Volynskaya Zoya, Mete Ozgur, Pakbaz Sara, Al-Ghamdi Doaa, Asa Sylvia L
Department of Pathology, Laboratory Medicine Program, University Health Network, Toronto, Ontario, Canada.
Department of Laboratory Medicine and Pathobiology, University of Toronto, Toronto, Ontario, Canada.
J Pathol Inform. 2019 Mar 8;10:8. doi: 10.4103/jpi.jpi_76_18. eCollection 2019.
Proliferation markers, especially Ki67, are increasingly important in diagnosis and prognosis. The best method for calculating Ki67 is still the subject of debate.
We evaluated an image analysis tool for quantitative interpretation of Ki67 in neuroendocrine tumors and compared it to manual counts. We expanded a primary digital pathology platform to include the Leica Biosystems image analysis nuclear algorithm. Slides were digitized using a Leica Aperio AT2 Scanner and accessed through the Cerner CoPath LIS interfaced with Aperio eSlideManager through Aperio ImageScope. Selected regions of interest (ROIs) were manually defined and annotated to include tumor cells only; they were then analyzed with the algorithm and by four pathologists counting on printed images. After validation, the algorithm was used to examine the impact of the size and number of areas selected as ROIs.

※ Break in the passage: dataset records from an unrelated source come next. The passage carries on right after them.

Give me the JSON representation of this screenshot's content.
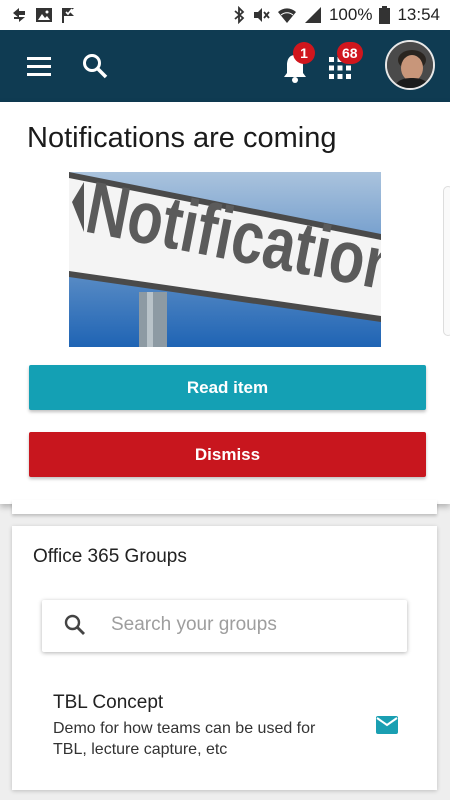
{
  "status_bar": {
    "battery_percent": "100%",
    "time": "13:54",
    "left_icons": [
      "sync-icon",
      "image-icon",
      "check-flag-icon"
    ],
    "right_icons": [
      "bluetooth-icon",
      "mute-icon",
      "wifi-icon",
      "signal-icon",
      "battery-icon"
    ]
  },
  "app_bar": {
    "background": "#0f3b52",
    "icons": [
      "menu-icon",
      "search-icon",
      "bell-icon",
      "apps-grid-icon"
    ],
    "notifications_badge": "1",
    "apps_badge": "68",
    "badge_color": "#d0161d"
  },
  "notification_popup": {
    "title": "Notifications are coming",
    "image_sign_text": "Notification",
    "read_button": "Read item",
    "dismiss_button": "Dismiss",
    "read_color": "#14a0b4",
    "dismiss_color": "#c8161e"
  },
  "groups_card": {
    "title": "Office 365 Groups",
    "search_placeholder": "Search your groups",
    "items": [
      {
        "name": "TBL Concept",
        "description": "Demo for how teams can be used for TBL, lecture capture, etc",
        "icon": "mail-icon"
      }
    ]
  }
}
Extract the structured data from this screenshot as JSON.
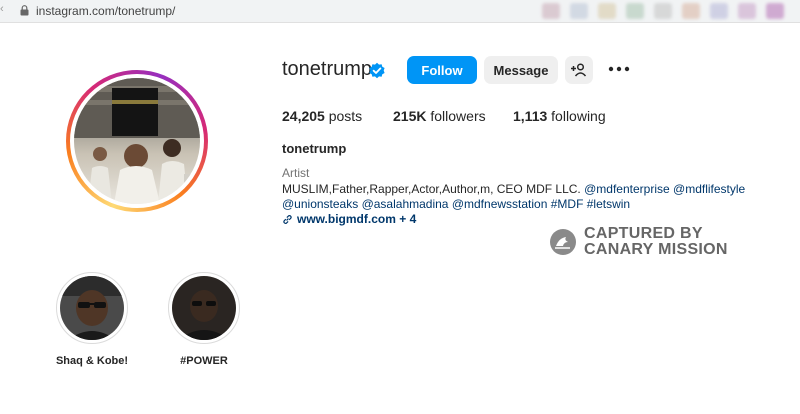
{
  "browser": {
    "url": "instagram.com/tonetrump/"
  },
  "profile": {
    "username": "tonetrump",
    "verified_icon": "verified-badge-icon",
    "follow_label": "Follow",
    "message_label": "Message",
    "stats": {
      "posts_count": "24,205",
      "posts_label": "posts",
      "followers_count": "215K",
      "followers_label": "followers",
      "following_count": "1,113",
      "following_label": "following"
    },
    "display_name": "tonetrump",
    "category": "Artist",
    "bio_text": "MUSLIM,Father,Rapper,Actor,Author,m, CEO MDF LLC.",
    "bio_mention_1": "@mdfenterprise",
    "bio_mention_2": "@mdflifestyle",
    "bio_mention_3": "@unionsteaks",
    "bio_mention_4": "@asalahmadina",
    "bio_mention_5": "@mdfnewsstation",
    "bio_hashtag_1": "#MDF",
    "bio_hashtag_2": "#letswin",
    "link_text": "www.bigmdf.com",
    "link_more": "+ 4"
  },
  "watermark": {
    "line1": "CAPTURED BY",
    "line2": "CANARY MISSION"
  },
  "highlights": [
    {
      "label": "Shaq & Kobe!"
    },
    {
      "label": "#POWER"
    }
  ],
  "colors": {
    "accent": "#0095f6",
    "link": "#00376b",
    "secondary_text": "#737373"
  }
}
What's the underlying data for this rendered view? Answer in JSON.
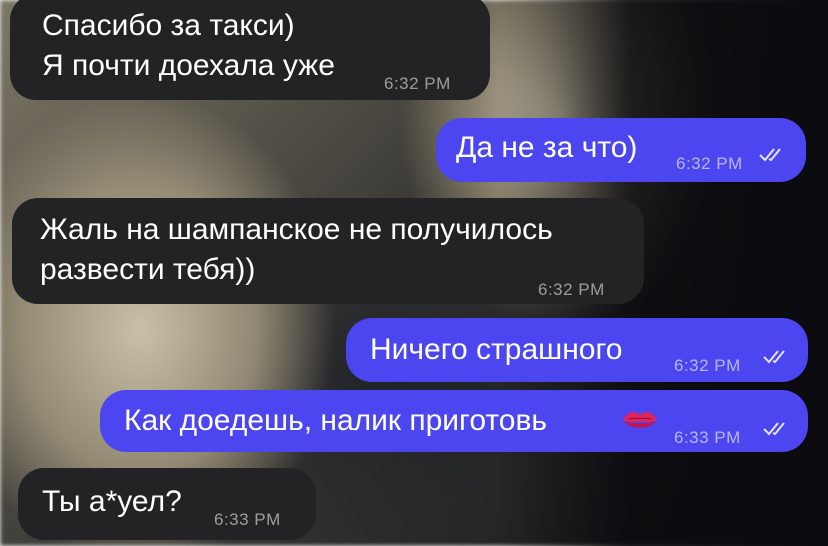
{
  "messages": [
    {
      "id": "m1",
      "direction": "incoming",
      "lines": [
        "Спасибо за такси)",
        "Я почти доехала уже"
      ],
      "time": "6:32 PM"
    },
    {
      "id": "m2",
      "direction": "outgoing",
      "lines": [
        "Да не за что)"
      ],
      "time": "6:32 PM",
      "read": true
    },
    {
      "id": "m3",
      "direction": "incoming",
      "lines": [
        "Жаль на шампанское не получилось",
        "развести тебя))"
      ],
      "time": "6:32 PM"
    },
    {
      "id": "m4",
      "direction": "outgoing",
      "lines": [
        "Ничего страшного"
      ],
      "time": "6:32 PM",
      "read": true
    },
    {
      "id": "m5",
      "direction": "outgoing",
      "lines": [
        "Как доедешь, налик приготовь"
      ],
      "emoji": "kiss-mark-icon",
      "time": "6:33 PM",
      "read": true
    },
    {
      "id": "m6",
      "direction": "incoming",
      "lines": [
        "Ты а*уел?"
      ],
      "time": "6:33 PM"
    }
  ],
  "colors": {
    "incoming_bubble": "#232325",
    "outgoing_bubble": "#4c46f0",
    "text": "#ffffff"
  }
}
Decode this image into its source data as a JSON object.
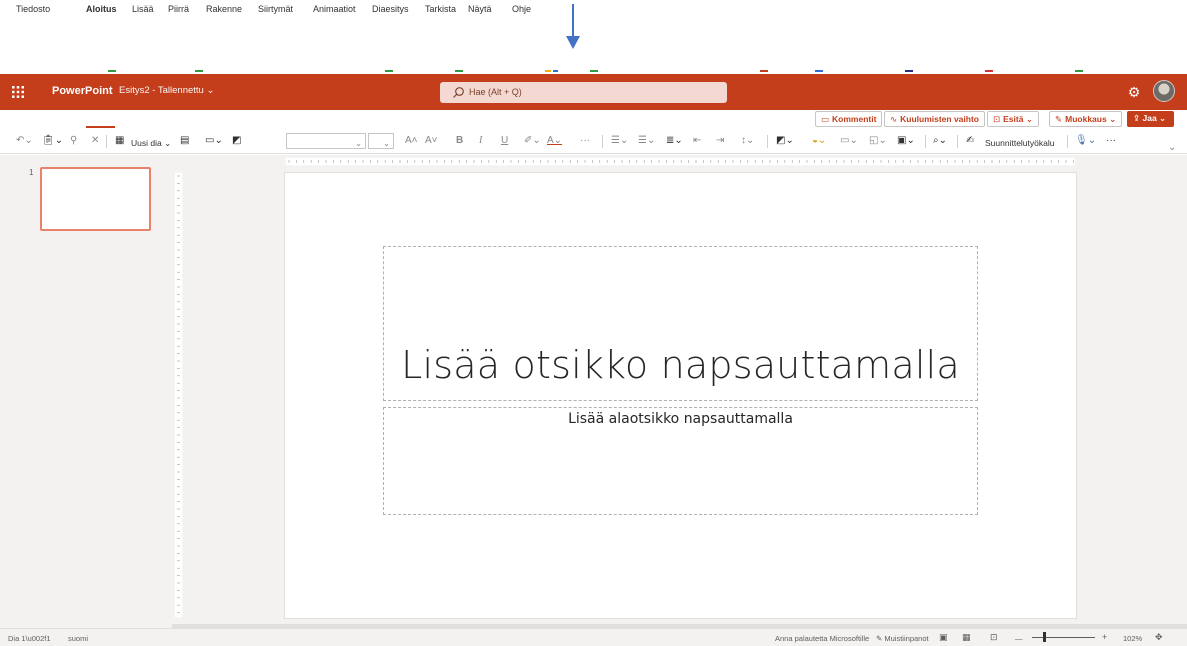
{
  "app": {
    "name": "PowerPoint",
    "document": "Esitys2 - Tallennettu",
    "search_placeholder": "Hae (Alt + Q)"
  },
  "menu": {
    "tabs": [
      "Tiedosto",
      "Aloitus",
      "Lisää",
      "Piirrä",
      "Rakenne",
      "Siirtymät",
      "Animaatiot",
      "Diaesitys",
      "Tarkista",
      "Näytä",
      "Ohje"
    ],
    "active_tab": "Aloitus"
  },
  "ribbon_buttons": {
    "comments": "Kommentit",
    "catch_up": "Kuulumisten vaihto",
    "present": "Esitä",
    "editing": "Muokkaus",
    "share": "Jaa"
  },
  "toolbar": {
    "new_slide": "Uusi dia",
    "designer": "Suunnittelutyökalu",
    "more": "···"
  },
  "slides": {
    "current_number": "1",
    "title_placeholder": "Lisää otsikko napsauttamalla",
    "subtitle_placeholder": "Lisää alaotsikko napsauttamalla"
  },
  "status": {
    "slide_info": "Dia 1\\u002f1",
    "language": "suomi",
    "feedback": "Anna palautetta Microsoftille",
    "notes": "Muistiinpanot",
    "zoom_minus": "—",
    "zoom_plus": "+",
    "zoom": "102%"
  },
  "colors": {
    "accent": "#c43e1c",
    "pane_bg": "#f3f2f1",
    "arrow": "#4472c4"
  }
}
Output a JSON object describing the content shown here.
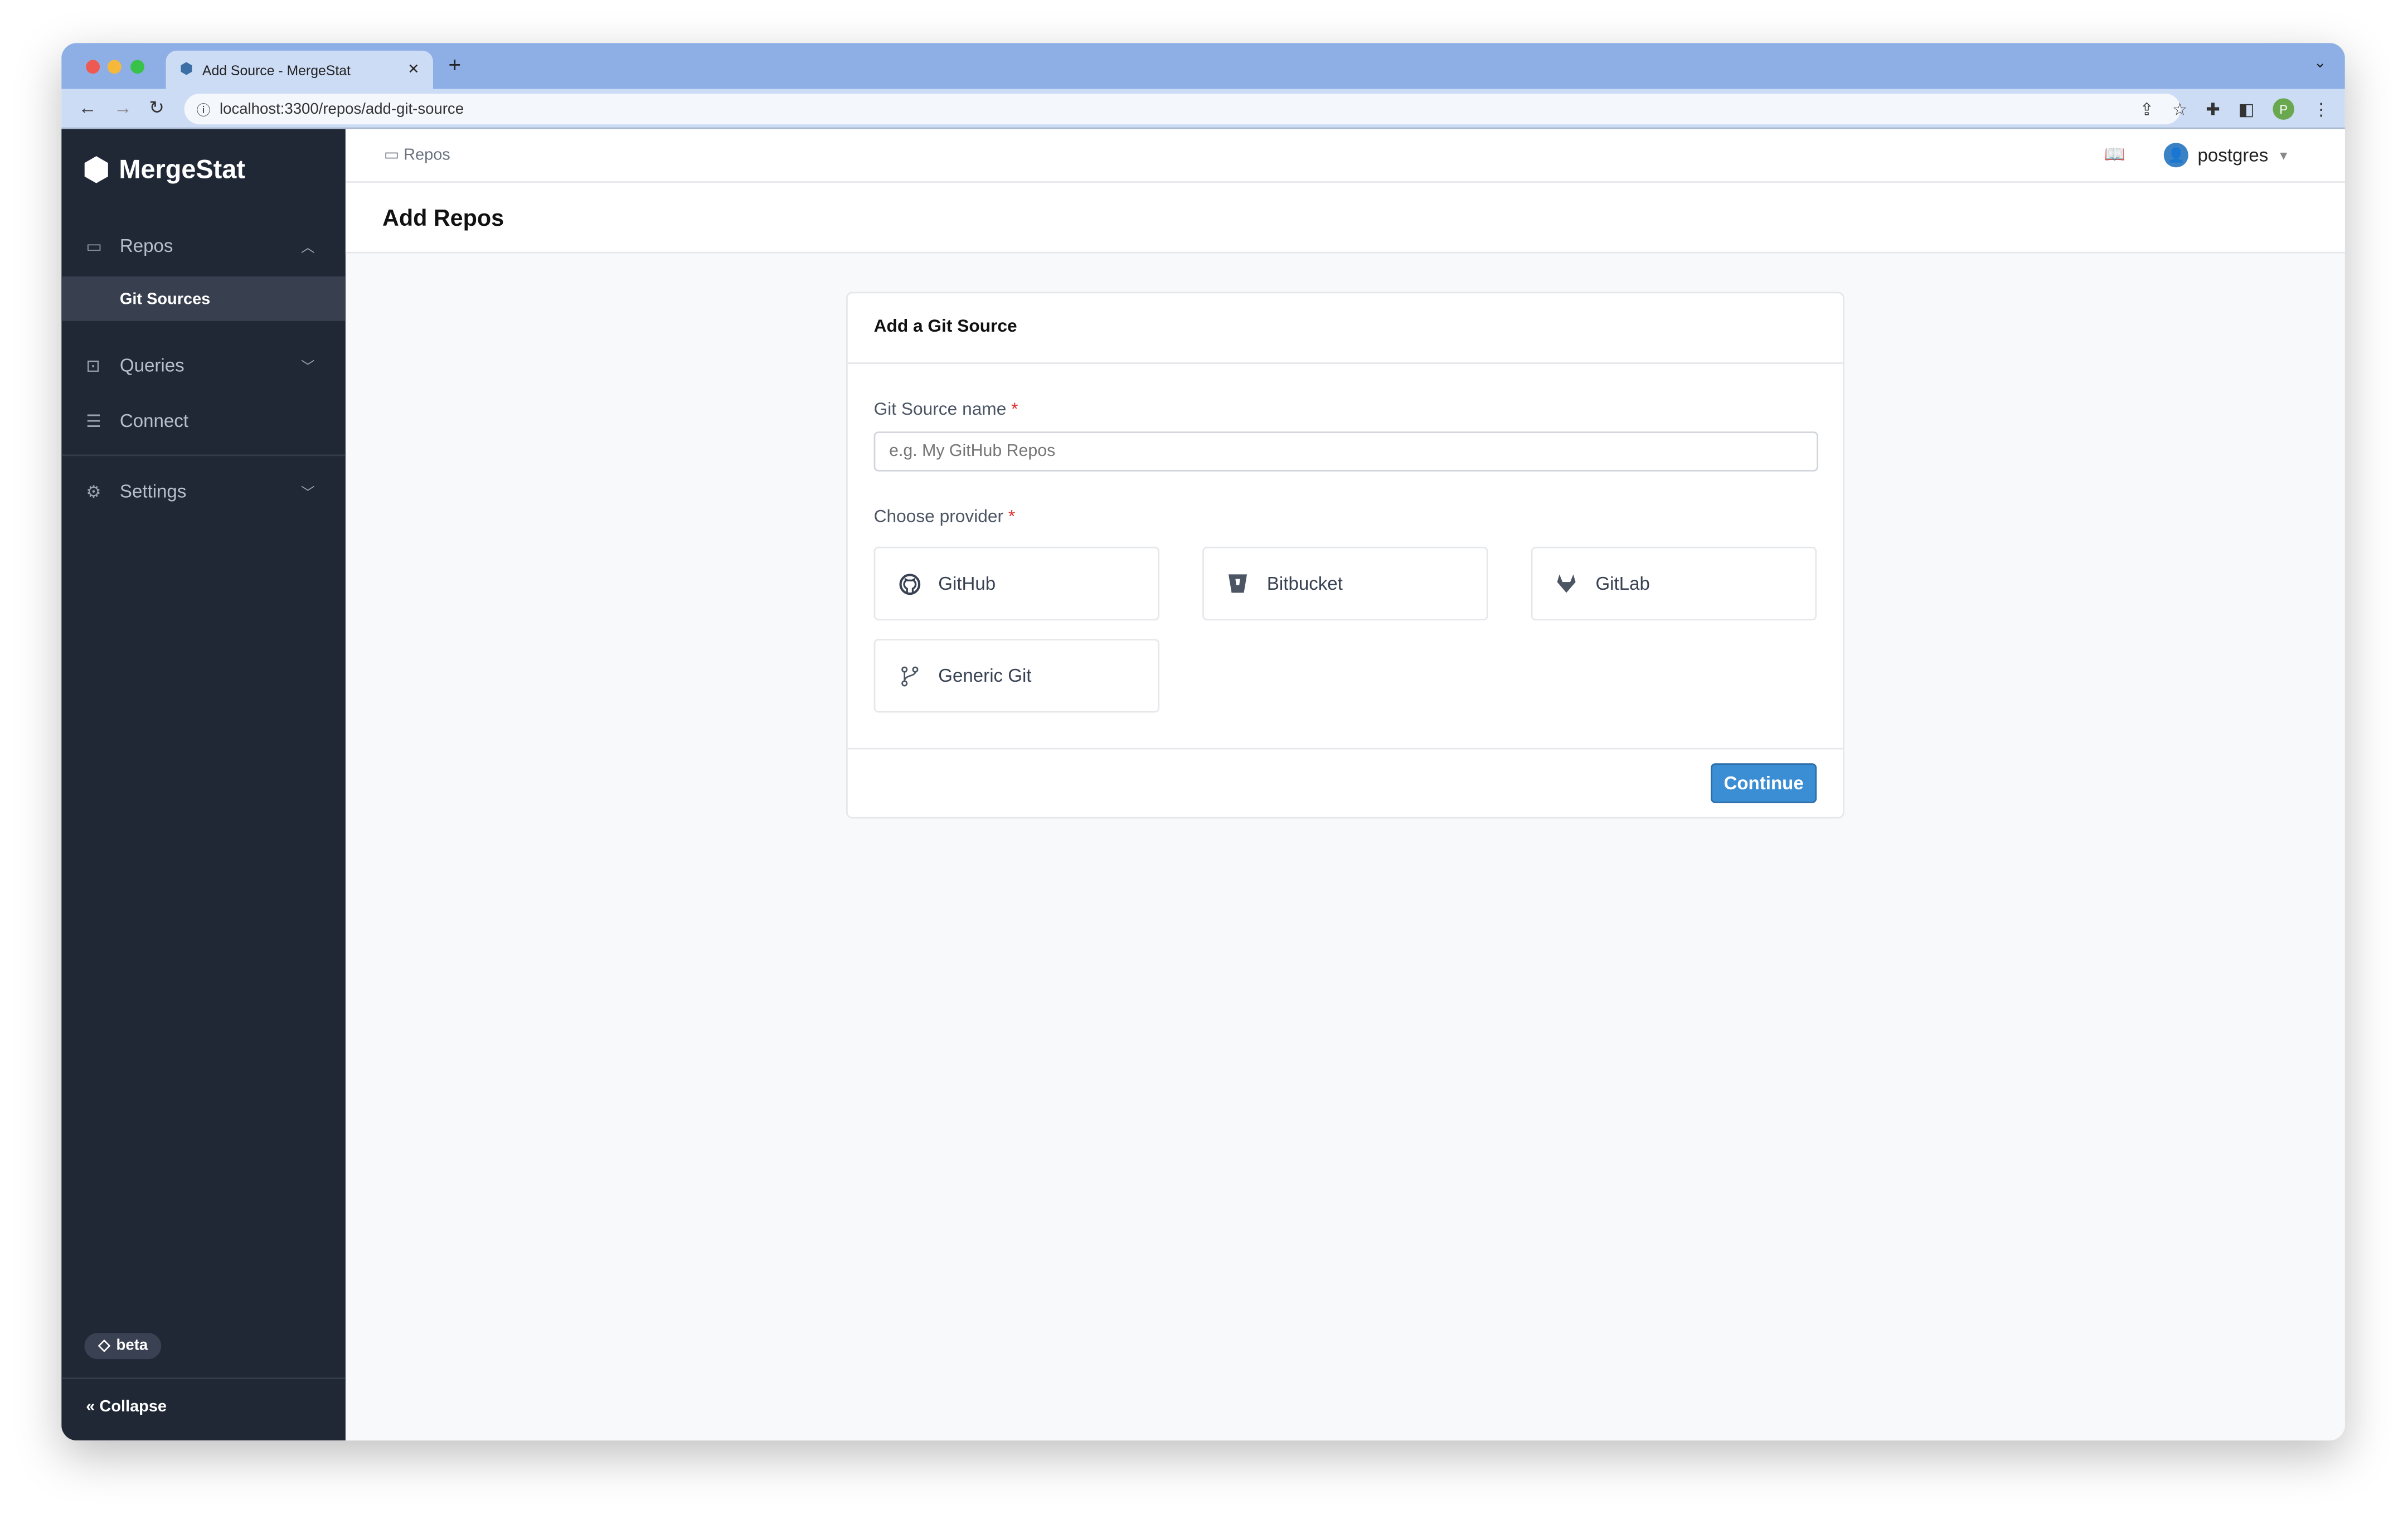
{
  "browser": {
    "tab_title": "Add Source - MergeStat",
    "url": "localhost:3300/repos/add-git-source",
    "profile_initial": "P"
  },
  "sidebar": {
    "brand": "MergeStat",
    "items": [
      {
        "label": "Repos",
        "icon": "repo-icon"
      },
      {
        "label": "Queries",
        "icon": "terminal-icon"
      },
      {
        "label": "Connect",
        "icon": "database-icon"
      },
      {
        "label": "Settings",
        "icon": "gear-icon"
      }
    ],
    "sub_item": "Git Sources",
    "beta": "beta",
    "collapse": "Collapse"
  },
  "header": {
    "breadcrumb": "Repos",
    "user": "postgres",
    "title": "Add Repos"
  },
  "card": {
    "title": "Add a Git Source",
    "name_label": "Git Source name",
    "required_mark": "*",
    "name_placeholder": "e.g. My GitHub Repos",
    "name_value": "",
    "provider_label": "Choose provider",
    "providers": [
      {
        "label": "GitHub",
        "icon": "github-icon"
      },
      {
        "label": "Bitbucket",
        "icon": "bitbucket-icon"
      },
      {
        "label": "GitLab",
        "icon": "gitlab-icon"
      },
      {
        "label": "Generic Git",
        "icon": "git-branch-icon"
      }
    ],
    "continue": "Continue"
  },
  "colors": {
    "sidebar": "#202836",
    "accent": "#3b8ed4",
    "required": "#dd3333"
  }
}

The algorithm provided reproducible results that were obtained within seconds, compared to up to 55 min of manual counting that varied between users. Benefits of image analysis identified by users included accuracy, time savings, and ease of viewing. Access to the algorithm allowed rapid comparisons of Ki67 counts in ROIs that varied in numbers of cells and selection of fields, the outputs demonstrated that the results vary around defined cutoffs that provide tumor grade depending on the number of cells and ROIs counted.
Digital image analysis provides accurate and reproducible quantitative data faster than manual counts. However, access to this tool allows multiple analyses of a single sample to use variable numbers of cells and selection of variable ROIs that can alter the result in clinically significant ways. This study highlights the potential risk of hard cutoffs of continuous variables and indicates that standardization of number of cells and number of regions selected for analysis should be incorporated into guidelines for Ki67 calculations.
增殖标志物,尤其是Ki67,在诊断和预后中越来越重要。计算Ki67的最佳方法仍是争论的焦点。
我们评估了一种用于神经内分泌肿瘤中Ki67定量解读的图像分析工具,并将其与人工计数进行比较。我们扩展了一个主要的数字病理学平台,使其包含徕卡生物系统图像分析核算法。使用徕卡Aperio AT2扫描仪对玻片进行数字化处理,并通过与Aperio eSlideManager接口的Cerner CoPath LIS,经由Aperio ImageScope进行访问。手动定义并标注选定的感兴趣区域(ROI),使其仅包括肿瘤细胞;然后使用该算法以及由四位病理学家对打印图像进行计数来进行分析。验证后,使用该算法检查所选ROI区域的大小和数量的影响。
该算法提供了可重复的结果,在数秒内即可获得,相比之下,人工计数则需要长达55分钟,且不同用户之间存在差异。用户确定的图像分析的优点包括准确性、节省时间和易于查看。使用该算法可以快速比较细胞数量和视野选择不同的ROI中的Ki67计数,结果表明,根据计数的细胞数量和ROI,结果围绕确定的用于提供肿瘤分级的临界值而变化。
数字图像分析比人工计数能更快地提供准确且可重复的定量数据。然而,使用该工具可对单个样本进行多次分析,以使用不同数量的细胞并选择不同的ROI,这可能会以具有临床意义的方式改变结果。本研究强调了对连续变量进行硬性临界值划分的潜在风险,并表明在Ki67计算指南中应纳入分析所选细胞数量和区域数量的标准化内容。